Most people use their computers (which includes mobile phones) for communication, social media, games, entertainment, office applications, and the like. Most of the time these activities are not particularly onerous in terms of computing as such or do not lead to enormous benefits in productivity, inventions, and discovery. There is one field, however, rarely discussed, that does do this - and that is supercomputing. It is through supercomputing that we are witnessing the most important technological advances of our day, including astronomy, weather and climate forecasting, materials science and engineering, molecular modeling, genomics, neurology, geoscience, and finance - all with numerous success stories.

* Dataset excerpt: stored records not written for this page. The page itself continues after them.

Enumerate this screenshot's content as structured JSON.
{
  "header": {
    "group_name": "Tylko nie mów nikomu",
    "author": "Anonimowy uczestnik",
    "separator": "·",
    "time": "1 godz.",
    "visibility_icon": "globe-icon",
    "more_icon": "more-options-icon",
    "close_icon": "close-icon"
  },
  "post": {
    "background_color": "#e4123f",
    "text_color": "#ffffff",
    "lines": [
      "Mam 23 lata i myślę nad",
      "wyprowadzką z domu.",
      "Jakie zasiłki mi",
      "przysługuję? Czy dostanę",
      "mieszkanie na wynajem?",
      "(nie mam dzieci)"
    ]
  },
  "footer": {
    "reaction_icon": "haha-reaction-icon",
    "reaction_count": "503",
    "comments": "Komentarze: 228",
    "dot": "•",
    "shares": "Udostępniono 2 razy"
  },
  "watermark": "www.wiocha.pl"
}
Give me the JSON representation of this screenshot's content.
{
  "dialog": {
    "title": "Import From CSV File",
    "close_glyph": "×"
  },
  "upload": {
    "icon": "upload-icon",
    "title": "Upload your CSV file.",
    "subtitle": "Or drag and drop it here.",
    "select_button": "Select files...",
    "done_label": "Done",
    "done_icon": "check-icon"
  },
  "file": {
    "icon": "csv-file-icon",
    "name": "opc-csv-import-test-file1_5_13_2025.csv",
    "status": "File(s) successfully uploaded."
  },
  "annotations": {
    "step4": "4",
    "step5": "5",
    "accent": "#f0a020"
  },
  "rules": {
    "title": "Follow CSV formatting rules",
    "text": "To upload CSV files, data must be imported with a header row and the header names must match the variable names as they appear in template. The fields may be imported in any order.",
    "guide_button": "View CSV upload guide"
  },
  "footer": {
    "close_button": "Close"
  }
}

Usually, I draw a distinction between supercomputing and high-performance computing. Specifically, a supercomputer is any computer system that has exceptional computational power at a particular point in time, many (but not all) of which are measured in the bi-annual Top500 list. Once upon a time dominated by monolithic mainframes supercomputers, in a contemporary sense, are a subset of high-performance computing, which is typically arranged as a cluster of commodity-grade servers with a high-speed interconnect and message-passing software that allows the entire unit to be treated as a whole. One can even put together a "supercomputer" from Raspberry Pi systems, as the University of Southhampton illustrates.

How important is this? For many years now we've known that there is a strong association between research output and access to such systems. Macroeconomic analysis shows that for every dollar invested in supercomputing, there is a return of forty-four dollars in profits or cost-savings. Both these metrics are almost certainly going to increase in time; datasets and problem complexity are growing at a rate greater than the computational performance of personal systems. More researchers need access to supercomputers.

However, researchers do require training to use such systems. The environment, the interface, the use of schedulers on a shared system, the location of data, is all something that needs to be learned. This is a big part of my life; in the last week, I spent three days teaching researchers from the basic of using a supercomputer system to scripting jobs, to using Australia's most powerful system Gadi at NCI, along with contributions at a board meeting of the international HPC Certification Forum. It is often a challenging vocation, but I feel confident that it is making a real difference to our shared lives. For that, I am very grateful.